Hive.exec.compress.intermediate: Similar to the last, in the middle of a query Map/reduce task output is to be compressed, default false,



filter the data as early as possible, reduce the amount of data at each stage, partition the partition table, and select only the fields that need to be used
atomically, try to avoid a SQL containing complex logic, you can use the intermediate table to complete complex logic
the number of jobs for a single SQL is controlled as much as 5 or less
careful use of mapjoin, generally less than 2000 lines, the size of less than 1M (enlarge after expansion can be properly enlarged) of the table to be used, the small table should be noted on the left side of the join (TCL now many of the small table on the right side of the join).
failure to do so can cause significant disk and memory consumption
SQL should first understand the characteristics of the data itself, if there is a join, group operation, you should be aware of data skew
if the number of parts of union all is greater than 2, or if the amount of data in each union is large, it should be split into multiple insert into statements, and the execution time can be increased during the actual test 50%

Usage and optimization notes for hive

Contact Us

The content source of this page is from Internet, which doesn't represent Alibaba Cloud's opinion; products and services mentioned on that page don't have any relationship with Alibaba Cloud. If the content of the page makes you feel confusing, please write us an email, we will handle the problem within 5 days after receiving your email.

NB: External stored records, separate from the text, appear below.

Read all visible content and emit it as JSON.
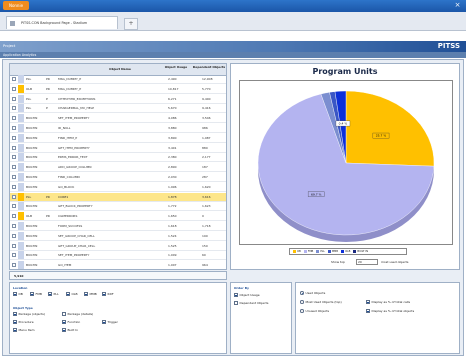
{
  "window": {
    "menu_label": "Nonnie",
    "close_glyph": "×"
  },
  "tab": {
    "label": "PITSS.CON Background Page - Stadium",
    "new_glyph": "+"
  },
  "header": {
    "left_label": "Project",
    "brand": "PITSS",
    "breadcrumb": "Application Analytics"
  },
  "table": {
    "columns": [
      "Object Name",
      "Object Usage",
      "Dependent Objects"
    ],
    "rows": [
      {
        "type": "PLL",
        "kind": "PR",
        "name": "MSG_DUMMY_P",
        "usage": "2,490",
        "dep": "12,908",
        "color": "#c8d3ea",
        "hl": false
      },
      {
        "type": "OLB",
        "kind": "PR",
        "name": "MSG_DUMMY_P",
        "usage": "10,817",
        "dep": "5,770",
        "color": "#ffc000",
        "hl": false
      },
      {
        "type": "PLL",
        "kind": "P",
        "name": "CHTEXTIHR_EXCEPTIONS",
        "usage": "6,271",
        "dep": "9,400",
        "color": "#c8d3ea",
        "hl": false
      },
      {
        "type": "PLL",
        "kind": "P",
        "name": "CHARGEDBAL_MX_HELP",
        "usage": "5,670",
        "dep": "9,416",
        "color": "#c8d3ea",
        "hl": false
      },
      {
        "type": "BUILTIN",
        "kind": "",
        "name": "SET_ITEM_PROPERTY",
        "usage": "4,086",
        "dep": "3,546",
        "color": "#c8d3ea",
        "hl": false
      },
      {
        "type": "BUILTIN",
        "kind": "",
        "name": "ID_NULL",
        "usage": "3,880",
        "dep": "986",
        "color": "#c8d3ea",
        "hl": false
      },
      {
        "type": "BUILTIN",
        "kind": "",
        "name": "FIND_ITEM_P",
        "usage": "3,890",
        "dep": "1,987",
        "color": "#c8d3ea",
        "hl": false
      },
      {
        "type": "BUILTIN",
        "kind": "",
        "name": "GET_ITEM_PROPERTY",
        "usage": "3,401",
        "dep": "880",
        "color": "#c8d3ea",
        "hl": false
      },
      {
        "type": "BUILTIN",
        "kind": "",
        "name": "ERMS_ERROR_TEXT",
        "usage": "2,380",
        "dep": "2,177",
        "color": "#c8d3ea",
        "hl": false
      },
      {
        "type": "BUILTIN",
        "kind": "",
        "name": "ADD_GROUP_COLUMN",
        "usage": "2,890",
        "dep": "187",
        "color": "#c8d3ea",
        "hl": false
      },
      {
        "type": "BUILTIN",
        "kind": "",
        "name": "FIND_COLUMN",
        "usage": "2,030",
        "dep": "287",
        "color": "#c8d3ea",
        "hl": false
      },
      {
        "type": "BUILTIN",
        "kind": "",
        "name": "GO_BLOCK",
        "usage": "1,996",
        "dep": "1,620",
        "color": "#c8d3ea",
        "hl": false
      },
      {
        "type": "PLL",
        "kind": "PR",
        "name": "CORE1",
        "usage": "1,878",
        "dep": "3,616",
        "color": "#ffc000",
        "hl": true
      },
      {
        "type": "BUILTIN",
        "kind": "",
        "name": "GET_BLOCK_PROPERTY",
        "usage": "1,772",
        "dep": "1,623",
        "color": "#c8d3ea",
        "hl": false
      },
      {
        "type": "OLB",
        "kind": "PR",
        "name": "CGMERRORS",
        "usage": "1,650",
        "dep": "0",
        "color": "#ffc000",
        "hl": false
      },
      {
        "type": "BUILTIN",
        "kind": "",
        "name": "FORM_SUCCESS",
        "usage": "1,618",
        "dep": "1,718",
        "color": "#c8d3ea",
        "hl": false
      },
      {
        "type": "BUILTIN",
        "kind": "",
        "name": "SET_GROUP_CHAR_CELL",
        "usage": "1,524",
        "dep": "190",
        "color": "#c8d3ea",
        "hl": false
      },
      {
        "type": "BUILTIN",
        "kind": "",
        "name": "GET_GROUP_CHAR_CELL",
        "usage": "1,525",
        "dep": "150",
        "color": "#c8d3ea",
        "hl": false
      },
      {
        "type": "BUILTIN",
        "kind": "",
        "name": "SET_ITEM_PROPERTY",
        "usage": "1,009",
        "dep": "60",
        "color": "#c8d3ea",
        "hl": false
      },
      {
        "type": "BUILTIN",
        "kind": "",
        "name": "GO_ITEM",
        "usage": "1,007",
        "dep": "964",
        "color": "#c8d3ea",
        "hl": false
      }
    ],
    "summary": "5,910"
  },
  "chart_data": {
    "type": "pie",
    "title": "Program Units",
    "slices": [
      {
        "label": "25.7 %",
        "value": 25.7,
        "color": "#ffc000"
      },
      {
        "label": "69.7 %",
        "value": 69.7,
        "color": "#b4b4f0"
      },
      {
        "label": "",
        "value": 1.6,
        "color": "#7b8ed0"
      },
      {
        "label": "",
        "value": 1.0,
        "color": "#3a56c5"
      },
      {
        "label": "0.4 %",
        "value": 2.0,
        "color": "#0d2fd8"
      }
    ],
    "legend": [
      "OB",
      "FMB",
      "PLL",
      "MMB",
      "OLB",
      "BUILT IN"
    ],
    "legend_colors": [
      "#ffc000",
      "#b4b4f0",
      "#7b8ed0",
      "#3a56c5",
      "#0d2fd8",
      "#1c2a80"
    ]
  },
  "show_top": {
    "label": "Show top",
    "value": "20",
    "suffix": "most used objects"
  },
  "location": {
    "title": "Location",
    "options": [
      {
        "label": "DB",
        "checked": true
      },
      {
        "label": "FMB",
        "checked": true
      },
      {
        "label": "PLL",
        "checked": true
      },
      {
        "label": "OLB",
        "checked": true
      },
      {
        "label": "MMB",
        "checked": true
      },
      {
        "label": "RDF",
        "checked": true
      }
    ]
  },
  "object_type": {
    "title": "Object Type",
    "options": [
      {
        "label": "Package (objects)",
        "checked": true
      },
      {
        "label": "Package (details)",
        "checked": false
      },
      {
        "label": "Procedure",
        "checked": true
      },
      {
        "label": "Function",
        "checked": true
      },
      {
        "label": "Trigger",
        "checked": true
      },
      {
        "label": "Menu Item",
        "checked": true
      },
      {
        "label": "Built In",
        "checked": true
      }
    ]
  },
  "order_by": {
    "title": "Order By",
    "options": [
      {
        "label": "Object Usage",
        "checked": true
      },
      {
        "label": "Dependent Objects",
        "checked": false
      }
    ]
  },
  "display": {
    "options": [
      {
        "label": "Used Objects",
        "checked": true,
        "kind": "radio"
      },
      {
        "label": "Most Used Objects (top)",
        "checked": false,
        "kind": "radio"
      },
      {
        "label": "Display as % of total calls",
        "checked": true,
        "kind": "check"
      },
      {
        "label": "Unused Objects",
        "checked": false,
        "kind": "radio"
      },
      {
        "label": "Display as % of total objects",
        "checked": true,
        "kind": "check"
      }
    ]
  }
}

If you find any instances of plagiarism from the community, please send an email to: info-contact@alibabacloud.com and provide relevant evidence. A staff member will contact you within 5 working days.

A Free Trial That Lets You Build Big!

Start building with 50+ products and up to 12 months usage for Elastic Compute Service

  • Sales Support

    1 on 1 presale consultation

  • After-Sales Support

    24/7 Technical Support 6 Free Tickets per Quarter Faster Response

  • Alibaba Cloud offers highly flexible support services tailored to meet your exact needs.